My parents support the decisions I've made, but I never thought to ask their permission before making them. Next year, I'll be studying in Europe for my master's degree. I'll probably tell them when I buy the plane ticket :)
 
Interesting. If your friends all graduated and no one has a job they are a statistical anomaly! The fact that they won't move out and on isn't the school's fault. It is their own choice not to move to where the jobs are. Your choice to move around has more to do with your nature than anything else.

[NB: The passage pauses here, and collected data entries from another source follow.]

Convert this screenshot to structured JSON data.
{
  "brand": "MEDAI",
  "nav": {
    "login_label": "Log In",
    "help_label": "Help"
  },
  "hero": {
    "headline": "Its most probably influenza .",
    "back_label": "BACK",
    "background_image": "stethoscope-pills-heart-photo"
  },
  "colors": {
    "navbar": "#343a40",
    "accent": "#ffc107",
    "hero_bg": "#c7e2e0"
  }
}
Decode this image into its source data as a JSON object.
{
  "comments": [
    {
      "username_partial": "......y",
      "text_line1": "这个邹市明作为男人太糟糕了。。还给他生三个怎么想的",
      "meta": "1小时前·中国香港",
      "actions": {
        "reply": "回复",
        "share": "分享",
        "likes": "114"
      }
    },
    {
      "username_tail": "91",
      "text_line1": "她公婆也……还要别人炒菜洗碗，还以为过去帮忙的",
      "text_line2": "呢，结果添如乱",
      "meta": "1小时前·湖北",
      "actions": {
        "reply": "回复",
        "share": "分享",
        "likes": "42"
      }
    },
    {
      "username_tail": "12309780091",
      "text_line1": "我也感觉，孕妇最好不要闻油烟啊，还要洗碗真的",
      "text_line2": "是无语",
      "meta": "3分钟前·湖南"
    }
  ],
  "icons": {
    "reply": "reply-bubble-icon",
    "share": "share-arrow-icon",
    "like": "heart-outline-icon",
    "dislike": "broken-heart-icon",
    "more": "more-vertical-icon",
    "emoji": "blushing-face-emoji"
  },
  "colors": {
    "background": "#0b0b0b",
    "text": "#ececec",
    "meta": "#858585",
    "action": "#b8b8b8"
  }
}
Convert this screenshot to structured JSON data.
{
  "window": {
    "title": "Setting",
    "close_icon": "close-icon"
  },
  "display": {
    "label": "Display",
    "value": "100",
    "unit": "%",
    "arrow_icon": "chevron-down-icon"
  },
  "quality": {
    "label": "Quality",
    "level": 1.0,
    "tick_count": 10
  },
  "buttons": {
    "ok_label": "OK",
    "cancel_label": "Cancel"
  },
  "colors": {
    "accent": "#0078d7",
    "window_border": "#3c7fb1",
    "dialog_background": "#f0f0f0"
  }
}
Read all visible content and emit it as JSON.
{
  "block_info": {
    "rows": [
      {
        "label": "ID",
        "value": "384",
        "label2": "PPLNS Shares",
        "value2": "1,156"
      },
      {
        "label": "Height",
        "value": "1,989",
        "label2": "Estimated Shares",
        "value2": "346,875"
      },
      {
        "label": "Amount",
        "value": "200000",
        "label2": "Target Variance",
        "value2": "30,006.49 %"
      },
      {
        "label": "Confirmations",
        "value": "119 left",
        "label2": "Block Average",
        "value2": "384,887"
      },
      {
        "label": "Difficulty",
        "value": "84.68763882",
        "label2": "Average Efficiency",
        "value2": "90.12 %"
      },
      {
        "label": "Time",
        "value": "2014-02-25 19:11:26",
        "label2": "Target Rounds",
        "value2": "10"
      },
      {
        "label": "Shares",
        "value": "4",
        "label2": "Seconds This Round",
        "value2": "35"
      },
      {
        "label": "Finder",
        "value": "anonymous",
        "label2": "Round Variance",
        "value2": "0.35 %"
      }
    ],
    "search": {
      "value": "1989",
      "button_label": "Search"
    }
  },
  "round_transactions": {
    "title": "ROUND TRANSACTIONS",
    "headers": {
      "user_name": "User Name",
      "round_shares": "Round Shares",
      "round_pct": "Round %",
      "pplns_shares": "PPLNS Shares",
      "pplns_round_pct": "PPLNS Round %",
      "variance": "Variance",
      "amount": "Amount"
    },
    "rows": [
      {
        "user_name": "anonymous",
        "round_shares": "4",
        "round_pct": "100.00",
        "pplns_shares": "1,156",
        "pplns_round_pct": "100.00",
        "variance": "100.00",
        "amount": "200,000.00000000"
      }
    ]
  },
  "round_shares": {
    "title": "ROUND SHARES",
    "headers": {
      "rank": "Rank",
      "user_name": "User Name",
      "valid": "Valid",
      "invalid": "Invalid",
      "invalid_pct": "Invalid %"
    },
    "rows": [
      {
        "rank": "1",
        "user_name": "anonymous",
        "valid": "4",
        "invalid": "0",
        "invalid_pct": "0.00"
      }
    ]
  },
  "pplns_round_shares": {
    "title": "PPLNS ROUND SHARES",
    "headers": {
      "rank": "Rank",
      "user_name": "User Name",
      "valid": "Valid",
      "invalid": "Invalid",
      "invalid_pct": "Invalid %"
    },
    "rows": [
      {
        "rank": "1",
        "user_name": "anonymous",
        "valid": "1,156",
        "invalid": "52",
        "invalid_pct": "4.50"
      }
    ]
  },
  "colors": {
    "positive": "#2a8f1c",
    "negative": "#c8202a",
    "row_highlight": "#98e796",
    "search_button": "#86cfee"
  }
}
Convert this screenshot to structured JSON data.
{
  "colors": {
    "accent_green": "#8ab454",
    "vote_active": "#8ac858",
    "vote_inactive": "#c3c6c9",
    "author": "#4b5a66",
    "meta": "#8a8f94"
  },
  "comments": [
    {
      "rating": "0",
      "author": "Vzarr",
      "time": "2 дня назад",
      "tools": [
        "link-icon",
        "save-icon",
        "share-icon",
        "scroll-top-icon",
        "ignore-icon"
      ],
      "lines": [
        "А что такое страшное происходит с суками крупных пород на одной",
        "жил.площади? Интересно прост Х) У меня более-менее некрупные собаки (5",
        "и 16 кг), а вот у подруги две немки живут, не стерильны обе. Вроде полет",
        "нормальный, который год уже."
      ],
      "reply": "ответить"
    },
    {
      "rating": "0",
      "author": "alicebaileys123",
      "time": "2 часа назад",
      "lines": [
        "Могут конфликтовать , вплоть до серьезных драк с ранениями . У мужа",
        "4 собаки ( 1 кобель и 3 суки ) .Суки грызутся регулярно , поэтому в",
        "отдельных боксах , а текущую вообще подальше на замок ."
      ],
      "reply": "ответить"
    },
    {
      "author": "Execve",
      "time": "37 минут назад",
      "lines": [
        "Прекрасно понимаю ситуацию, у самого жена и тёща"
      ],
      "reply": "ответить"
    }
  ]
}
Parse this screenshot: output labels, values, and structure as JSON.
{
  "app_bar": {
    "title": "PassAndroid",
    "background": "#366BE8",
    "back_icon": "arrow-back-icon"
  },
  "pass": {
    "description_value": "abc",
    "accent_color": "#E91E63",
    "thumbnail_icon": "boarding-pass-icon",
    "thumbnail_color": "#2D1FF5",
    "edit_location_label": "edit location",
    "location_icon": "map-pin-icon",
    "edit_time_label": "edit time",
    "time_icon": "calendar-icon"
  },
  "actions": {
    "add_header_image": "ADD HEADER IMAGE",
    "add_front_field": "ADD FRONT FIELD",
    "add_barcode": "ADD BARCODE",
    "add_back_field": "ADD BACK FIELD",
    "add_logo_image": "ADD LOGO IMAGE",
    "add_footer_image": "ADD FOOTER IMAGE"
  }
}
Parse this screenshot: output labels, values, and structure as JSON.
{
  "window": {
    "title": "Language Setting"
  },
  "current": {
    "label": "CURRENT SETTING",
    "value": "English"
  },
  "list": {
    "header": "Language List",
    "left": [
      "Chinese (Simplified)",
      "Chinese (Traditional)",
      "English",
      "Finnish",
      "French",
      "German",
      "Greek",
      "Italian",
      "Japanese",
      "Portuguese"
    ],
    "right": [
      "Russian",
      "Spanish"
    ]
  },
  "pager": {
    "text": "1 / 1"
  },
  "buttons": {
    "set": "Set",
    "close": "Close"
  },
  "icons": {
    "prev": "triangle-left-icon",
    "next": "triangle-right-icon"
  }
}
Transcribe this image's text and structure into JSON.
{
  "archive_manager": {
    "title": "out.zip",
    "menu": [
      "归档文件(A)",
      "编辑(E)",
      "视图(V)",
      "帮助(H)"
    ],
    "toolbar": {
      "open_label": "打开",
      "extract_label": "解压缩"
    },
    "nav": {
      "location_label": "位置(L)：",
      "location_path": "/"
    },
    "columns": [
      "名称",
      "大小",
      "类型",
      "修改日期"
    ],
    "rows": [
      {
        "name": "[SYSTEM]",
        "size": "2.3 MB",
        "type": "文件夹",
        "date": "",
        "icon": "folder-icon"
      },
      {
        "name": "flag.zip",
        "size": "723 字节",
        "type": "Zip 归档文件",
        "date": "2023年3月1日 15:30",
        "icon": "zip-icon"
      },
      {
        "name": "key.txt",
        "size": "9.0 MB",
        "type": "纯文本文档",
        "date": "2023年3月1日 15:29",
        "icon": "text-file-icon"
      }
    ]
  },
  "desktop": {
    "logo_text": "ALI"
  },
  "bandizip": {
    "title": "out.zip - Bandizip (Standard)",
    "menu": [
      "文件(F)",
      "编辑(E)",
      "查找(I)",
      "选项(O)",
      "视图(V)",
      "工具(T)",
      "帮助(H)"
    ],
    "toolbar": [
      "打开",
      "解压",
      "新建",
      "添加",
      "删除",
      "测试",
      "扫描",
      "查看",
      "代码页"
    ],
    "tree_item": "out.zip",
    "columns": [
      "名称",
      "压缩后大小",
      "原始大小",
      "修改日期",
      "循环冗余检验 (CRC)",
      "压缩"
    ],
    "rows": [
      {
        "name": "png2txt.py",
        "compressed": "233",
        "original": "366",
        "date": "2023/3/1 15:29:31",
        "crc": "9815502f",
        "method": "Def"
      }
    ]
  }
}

I, too, was on my own and traveled. I know I had a great time in the process. That doesn't mean I think in better than my friends who took a more traditional route.
 
No, that was not a comparison, nor an analogy. It was hyperbole', which can be problematic for very literal readers. The reference to communism was also hyperbole'.
l.


If people frequently misunderstand what you write, it is probably not the readers who are at fault.
 
Just because a student lives at home doesn't mean that they don't learn to deal with real life issues. Our son commutes to a community college and works 40 hours a week. He pays the remainder of tuition ~ scholarship~ and books. I don't phone his professors or his boss at work. He pays his bills. So, he eats at home? He wouldn't be cooking at school he would be in a cafeteria. Laundry? I taught him to do that when he was 12. His time management is his business. He pays for it. He gets it, without being away at school.